As the last director of the WAAF, and the first director of the WRAF in February 1949, Peake steered the service through the difficult transition to its peacetime role. She was advanced to Dame Commander of the Order of the British Empire in 1949.

Following her retirement in 1950, Peake joined the board of the Truman, Hanbury and Buxton brewery, a job she described in her memoirs, Pure Chance (1993), as "sheer bliss": there was no "buck passing", no red tape, and she could get things done. She and her husband, Harald, bought a farm in Oxfordshire, where they bred pedigree Ayrshires and Jerseys, and a house in the south of France.

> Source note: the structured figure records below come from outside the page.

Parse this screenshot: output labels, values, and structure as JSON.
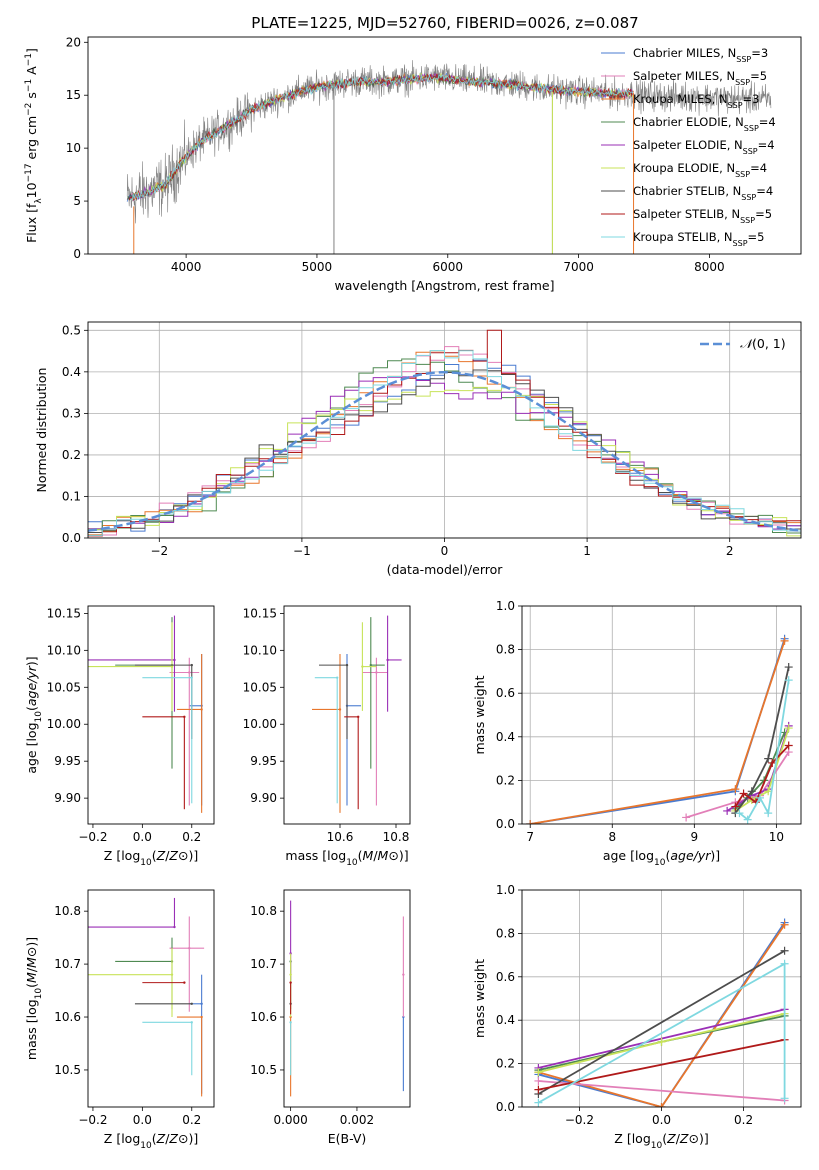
{
  "figure_title": "PLATE=1225, MJD=52760, FIBERID=0026, z=0.087",
  "colors": {
    "chabrier_miles": "#4a7bd0",
    "salpeter_miles": "#e27fb8",
    "kroupa_miles": "#e8762c",
    "chabrier_elodie": "#4f8a52",
    "salpeter_elodie": "#9a2fb6",
    "kroupa_elodie": "#c8e35a",
    "chabrier_stelib": "#4d4d4d",
    "salpeter_stelib": "#b01a1a",
    "kroupa_stelib": "#7fd8e0",
    "data": "#808080",
    "normal": "#5b8fd6"
  },
  "chart_data": [
    {
      "id": "spectrum",
      "type": "line",
      "xlabel": "wavelength [Angstrom, rest frame]",
      "ylabel": "Flux [f_λ 10^-17 erg cm^-2 s^-1 A^-1]",
      "xlim": [
        3250,
        8700
      ],
      "ylim": [
        0,
        20.5
      ],
      "xticks": [
        4000,
        5000,
        6000,
        7000,
        8000
      ],
      "yticks": [
        0,
        5,
        10,
        15,
        20
      ],
      "legend_location": "right",
      "legend": [
        {
          "key": "chabrier_miles",
          "label": "Chabrier MILES, N",
          "sub": "SSP",
          "suffix": "=3"
        },
        {
          "key": "salpeter_miles",
          "label": "Salpeter MILES, N",
          "sub": "SSP",
          "suffix": "=5"
        },
        {
          "key": "kroupa_miles",
          "label": "Kroupa MILES, N",
          "sub": "SSP",
          "suffix": "=3"
        },
        {
          "key": "chabrier_elodie",
          "label": "Chabrier ELODIE, N",
          "sub": "SSP",
          "suffix": "=4"
        },
        {
          "key": "salpeter_elodie",
          "label": "Salpeter ELODIE, N",
          "sub": "SSP",
          "suffix": "=4"
        },
        {
          "key": "kroupa_elodie",
          "label": "Kroupa ELODIE, N",
          "sub": "SSP",
          "suffix": "=4"
        },
        {
          "key": "chabrier_stelib",
          "label": "Chabrier STELIB, N",
          "sub": "SSP",
          "suffix": "=4"
        },
        {
          "key": "salpeter_stelib",
          "label": "Salpeter STELIB, N",
          "sub": "SSP",
          "suffix": "=5"
        },
        {
          "key": "kroupa_stelib",
          "label": "Kroupa STELIB, N",
          "sub": "SSP",
          "suffix": "=5"
        }
      ],
      "continuum": [
        [
          3550,
          5.2
        ],
        [
          3700,
          5.8
        ],
        [
          3850,
          6.6
        ],
        [
          3950,
          8.5
        ],
        [
          4100,
          10.5
        ],
        [
          4300,
          12.0
        ],
        [
          4500,
          13.6
        ],
        [
          4700,
          14.6
        ],
        [
          4900,
          15.5
        ],
        [
          5100,
          16.0
        ],
        [
          5300,
          16.3
        ],
        [
          5500,
          16.3
        ],
        [
          5700,
          16.5
        ],
        [
          5900,
          16.7
        ],
        [
          6100,
          16.4
        ],
        [
          6300,
          16.2
        ],
        [
          6500,
          16.0
        ],
        [
          6700,
          15.7
        ],
        [
          6900,
          15.4
        ],
        [
          7100,
          15.3
        ],
        [
          7300,
          15.1
        ],
        [
          7420,
          15.2
        ]
      ],
      "spikes": [
        [
          5130,
          0
        ],
        [
          6800,
          0
        ],
        [
          7420,
          0
        ]
      ]
    },
    {
      "id": "residuals",
      "type": "histogram",
      "xlabel": "(data-model)/error",
      "ylabel": "Normed distribution",
      "xlim": [
        -2.5,
        2.5
      ],
      "ylim": [
        0,
        0.52
      ],
      "xticks": [
        -2,
        -1,
        0,
        1,
        2
      ],
      "yticks": [
        0.0,
        0.1,
        0.2,
        0.3,
        0.4,
        0.5
      ],
      "bin_width": 0.1,
      "normal_label": "N(0,1)",
      "spike": {
        "x": 0.35,
        "y": 0.5
      }
    },
    {
      "id": "age_vs_Z",
      "type": "scatter",
      "xlabel": "Z [log10(Z/Z⊙)]",
      "ylabel": "age  [log10(age/yr)]",
      "xlim": [
        -0.22,
        0.29
      ],
      "ylim": [
        9.865,
        10.16
      ],
      "xticks": [
        -0.2,
        0.0,
        0.2
      ],
      "yticks": [
        9.9,
        9.95,
        10.0,
        10.05,
        10.1,
        10.15
      ],
      "points": [
        {
          "key": "chabrier_miles",
          "x": 0.24,
          "xerr": [
            0.05,
            0.0
          ],
          "y": 10.025,
          "yerr": [
            0.135,
            0.07
          ]
        },
        {
          "key": "salpeter_miles",
          "x": 0.19,
          "xerr": [
            0.08,
            0.04
          ],
          "y": 10.07,
          "yerr": [
            0.18,
            0.02
          ]
        },
        {
          "key": "kroupa_miles",
          "x": 0.24,
          "xerr": [
            0.1,
            0.0
          ],
          "y": 10.02,
          "yerr": [
            0.14,
            0.075
          ]
        },
        {
          "key": "chabrier_elodie",
          "x": 0.12,
          "xerr": [
            0.23,
            0.0
          ],
          "y": 10.08,
          "yerr": [
            0.14,
            0.065
          ]
        },
        {
          "key": "salpeter_elodie",
          "x": 0.13,
          "xerr": [
            0.35,
            0.0
          ],
          "y": 10.087,
          "yerr": [
            0.07,
            0.06
          ]
        },
        {
          "key": "kroupa_elodie",
          "x": 0.12,
          "xerr": [
            0.39,
            0.0
          ],
          "y": 10.078,
          "yerr": [
            0.06,
            0.06
          ]
        },
        {
          "key": "chabrier_stelib",
          "x": 0.2,
          "xerr": [
            0.23,
            0.0
          ],
          "y": 10.08,
          "yerr": [
            0.1,
            0.0
          ]
        },
        {
          "key": "salpeter_stelib",
          "x": 0.17,
          "xerr": [
            0.17,
            0.0
          ],
          "y": 10.01,
          "yerr": [
            0.125,
            0.0
          ]
        },
        {
          "key": "kroupa_stelib",
          "x": 0.2,
          "xerr": [
            0.2,
            0.0
          ],
          "y": 10.063,
          "yerr": [
            0.17,
            0.0
          ]
        }
      ]
    },
    {
      "id": "age_vs_mass",
      "type": "scatter",
      "xlabel": "mass [log10(M/M⊙)]",
      "ylabel": "",
      "xlim": [
        10.4,
        10.85
      ],
      "ylim": [
        9.865,
        10.16
      ],
      "xticks": [
        10.6,
        10.8
      ],
      "yticks": [
        9.9,
        9.95,
        10.0,
        10.05,
        10.1,
        10.15
      ],
      "points": [
        {
          "key": "chabrier_miles",
          "x": 10.625,
          "xerr": [
            0.0,
            0.05
          ],
          "y": 10.025,
          "yerr": [
            0.135,
            0.07
          ]
        },
        {
          "key": "salpeter_miles",
          "x": 10.73,
          "xerr": [
            0.05,
            0.04
          ],
          "y": 10.07,
          "yerr": [
            0.18,
            0.02
          ]
        },
        {
          "key": "kroupa_miles",
          "x": 10.6,
          "xerr": [
            0.1,
            0.0
          ],
          "y": 10.02,
          "yerr": [
            0.14,
            0.075
          ]
        },
        {
          "key": "chabrier_elodie",
          "x": 10.71,
          "xerr": [
            0.0,
            0.05
          ],
          "y": 10.08,
          "yerr": [
            0.14,
            0.065
          ]
        },
        {
          "key": "salpeter_elodie",
          "x": 10.77,
          "xerr": [
            0.0,
            0.05
          ],
          "y": 10.087,
          "yerr": [
            0.07,
            0.06
          ]
        },
        {
          "key": "kroupa_elodie",
          "x": 10.68,
          "xerr": [
            0.0,
            0.05
          ],
          "y": 10.078,
          "yerr": [
            0.06,
            0.06
          ]
        },
        {
          "key": "chabrier_stelib",
          "x": 10.625,
          "xerr": [
            0.1,
            0.0
          ],
          "y": 10.08,
          "yerr": [
            0.1,
            0.0
          ]
        },
        {
          "key": "salpeter_stelib",
          "x": 10.665,
          "xerr": [
            0.05,
            0.0
          ],
          "y": 10.01,
          "yerr": [
            0.125,
            0.0
          ]
        },
        {
          "key": "kroupa_stelib",
          "x": 10.59,
          "xerr": [
            0.08,
            0.0
          ],
          "y": 10.063,
          "yerr": [
            0.17,
            0.0
          ]
        }
      ]
    },
    {
      "id": "mass_weight_vs_age",
      "type": "line",
      "xlabel": "age  [log10(age/yr)]",
      "ylabel": "mass weight",
      "xlim": [
        6.9,
        10.3
      ],
      "ylim": [
        0,
        1.0
      ],
      "xticks": [
        7,
        8,
        9,
        10
      ],
      "yticks": [
        0.0,
        0.2,
        0.4,
        0.6,
        0.8,
        1.0
      ],
      "series": [
        {
          "key": "chabrier_miles",
          "x": [
            7.0,
            9.5,
            10.1
          ],
          "y": [
            0.0,
            0.15,
            0.85
          ]
        },
        {
          "key": "kroupa_miles",
          "x": [
            7.0,
            9.5,
            10.1
          ],
          "y": [
            0.0,
            0.16,
            0.84
          ]
        },
        {
          "key": "salpeter_miles",
          "x": [
            8.9,
            9.5,
            9.8,
            10.15
          ],
          "y": [
            0.03,
            0.1,
            0.13,
            0.33
          ]
        },
        {
          "key": "chabrier_elodie",
          "x": [
            9.5,
            9.65,
            9.85,
            10.1
          ],
          "y": [
            0.07,
            0.12,
            0.2,
            0.42
          ]
        },
        {
          "key": "salpeter_elodie",
          "x": [
            9.4,
            9.7,
            9.9,
            10.15
          ],
          "y": [
            0.06,
            0.13,
            0.16,
            0.45
          ]
        },
        {
          "key": "kroupa_elodie",
          "x": [
            9.5,
            9.7,
            9.9,
            10.15
          ],
          "y": [
            0.06,
            0.11,
            0.15,
            0.44
          ]
        },
        {
          "key": "chabrier_stelib",
          "x": [
            9.5,
            9.7,
            9.9,
            10.15
          ],
          "y": [
            0.05,
            0.15,
            0.3,
            0.72
          ]
        },
        {
          "key": "salpeter_stelib",
          "x": [
            9.5,
            9.6,
            9.75,
            9.95,
            10.15
          ],
          "y": [
            0.08,
            0.14,
            0.1,
            0.28,
            0.36
          ]
        },
        {
          "key": "kroupa_stelib",
          "x": [
            9.55,
            9.65,
            9.8,
            9.9,
            10.15
          ],
          "y": [
            0.05,
            0.02,
            0.12,
            0.05,
            0.66
          ]
        }
      ]
    },
    {
      "id": "mass_vs_Z",
      "type": "scatter",
      "xlabel": "Z [log10(Z/Z⊙)]",
      "ylabel": "mass [log10(M/M⊙)]",
      "xlim": [
        -0.22,
        0.29
      ],
      "ylim": [
        10.43,
        10.84
      ],
      "xticks": [
        -0.2,
        0.0,
        0.2
      ],
      "yticks": [
        10.5,
        10.6,
        10.7,
        10.8
      ],
      "points": [
        {
          "key": "chabrier_miles",
          "x": 0.24,
          "xerr": [
            0.05,
            0.0
          ],
          "y": 10.625,
          "yerr": [
            0.17,
            0.055
          ]
        },
        {
          "key": "salpeter_miles",
          "x": 0.19,
          "xerr": [
            0.08,
            0.06
          ],
          "y": 10.73,
          "yerr": [
            0.12,
            0.06
          ]
        },
        {
          "key": "kroupa_miles",
          "x": 0.24,
          "xerr": [
            0.1,
            0.0
          ],
          "y": 10.6,
          "yerr": [
            0.15,
            0.0
          ]
        },
        {
          "key": "chabrier_elodie",
          "x": 0.12,
          "xerr": [
            0.23,
            0.0
          ],
          "y": 10.705,
          "yerr": [
            0.09,
            0.045
          ]
        },
        {
          "key": "salpeter_elodie",
          "x": 0.13,
          "xerr": [
            0.35,
            0.0
          ],
          "y": 10.77,
          "yerr": [
            0.0,
            0.055
          ]
        },
        {
          "key": "kroupa_elodie",
          "x": 0.12,
          "xerr": [
            0.39,
            0.0
          ],
          "y": 10.68,
          "yerr": [
            0.08,
            0.05
          ]
        },
        {
          "key": "chabrier_stelib",
          "x": 0.2,
          "xerr": [
            0.23,
            0.0
          ],
          "y": 10.625,
          "yerr": [
            0.0,
            0.0
          ]
        },
        {
          "key": "salpeter_stelib",
          "x": 0.17,
          "xerr": [
            0.17,
            0.0
          ],
          "y": 10.665,
          "yerr": [
            0.0,
            0.0
          ]
        },
        {
          "key": "kroupa_stelib",
          "x": 0.2,
          "xerr": [
            0.2,
            0.0
          ],
          "y": 10.59,
          "yerr": [
            0.1,
            0.0
          ]
        }
      ]
    },
    {
      "id": "mass_vs_ebv",
      "type": "scatter",
      "xlabel": "E(B-V)",
      "ylabel": "",
      "xlim": [
        -0.0002,
        0.0036
      ],
      "ylim": [
        10.43,
        10.84
      ],
      "xticks": [
        0.0,
        0.002
      ],
      "yticks": [
        10.5,
        10.6,
        10.7,
        10.8
      ],
      "points": [
        {
          "key": "chabrier_miles",
          "x": 0.0034,
          "y": 10.6,
          "yerr": [
            0.14,
            0.0
          ]
        },
        {
          "key": "salpeter_miles",
          "x": 0.0034,
          "y": 10.68,
          "yerr": [
            0.08,
            0.11
          ]
        },
        {
          "key": "kroupa_miles",
          "x": 0.0,
          "y": 10.6,
          "yerr": [
            0.15,
            0.0
          ]
        },
        {
          "key": "chabrier_elodie",
          "x": 0.0,
          "y": 10.705,
          "yerr": [
            0.09,
            0.0
          ]
        },
        {
          "key": "salpeter_elodie",
          "x": 0.0,
          "y": 10.72,
          "yerr": [
            0.05,
            0.1
          ]
        },
        {
          "key": "kroupa_elodie",
          "x": 0.0,
          "y": 10.68,
          "yerr": [
            0.08,
            0.04
          ]
        },
        {
          "key": "chabrier_stelib",
          "x": 0.0,
          "y": 10.625,
          "yerr": [
            0.0,
            0.0
          ]
        },
        {
          "key": "salpeter_stelib",
          "x": 0.0,
          "y": 10.665,
          "yerr": [
            0.06,
            0.0
          ]
        },
        {
          "key": "kroupa_stelib",
          "x": 0.0,
          "y": 10.59,
          "yerr": [
            0.1,
            0.0
          ]
        }
      ]
    },
    {
      "id": "mass_weight_vs_Z",
      "type": "line",
      "xlabel": "Z [log10(Z/Z⊙)]",
      "ylabel": "mass weight",
      "xlim": [
        -0.34,
        0.34
      ],
      "ylim": [
        0,
        1.0
      ],
      "xticks": [
        -0.2,
        0.0,
        0.2
      ],
      "yticks": [
        0.0,
        0.2,
        0.4,
        0.6,
        0.8,
        1.0
      ],
      "series": [
        {
          "key": "chabrier_miles",
          "x": [
            -0.3,
            0.0,
            0.3
          ],
          "y": [
            0.15,
            0.0,
            0.85
          ]
        },
        {
          "key": "kroupa_miles",
          "x": [
            -0.3,
            0.0,
            0.3
          ],
          "y": [
            0.16,
            0.0,
            0.84
          ]
        },
        {
          "key": "salpeter_miles",
          "x": [
            -0.3,
            0.3
          ],
          "y": [
            0.12,
            0.03
          ]
        },
        {
          "key": "chabrier_elodie",
          "x": [
            -0.3,
            0.0,
            0.3
          ],
          "y": [
            0.17,
            0.3,
            0.42
          ]
        },
        {
          "key": "salpeter_elodie",
          "x": [
            -0.3,
            0.3
          ],
          "y": [
            0.18,
            0.45
          ]
        },
        {
          "key": "kroupa_elodie",
          "x": [
            -0.3,
            0.0,
            0.3
          ],
          "y": [
            0.16,
            0.3,
            0.43
          ]
        },
        {
          "key": "chabrier_stelib",
          "x": [
            -0.3,
            0.3
          ],
          "y": [
            0.06,
            0.72
          ]
        },
        {
          "key": "salpeter_stelib",
          "x": [
            -0.3,
            0.3
          ],
          "y": [
            0.08,
            0.31
          ]
        },
        {
          "key": "kroupa_stelib",
          "x": [
            -0.3,
            0.3,
            0.3
          ],
          "y": [
            0.02,
            0.66,
            0.04
          ]
        }
      ]
    }
  ]
}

Appointed a trustee of the Imperial War Museum in 1963, she was its chairman from 1986 to 1988. She founded the Friends of the Imperial War Museum, later becoming its president.

==Family==
Her husband Harald was knighted in the 1973 New Year Honours and died in 1978. Dame Felicity died in 2002, aged 89; she was survived by their son, Andrew.

Peake's father, Colonel Humphrey Watts, was the brother of British businessman James Watts, who married Margaret Miller, sister of author Agatha Christie. They had one child, Conservative party politician and member of Parliament for Manchester Moss Side James Watts, who was Peake's cousin.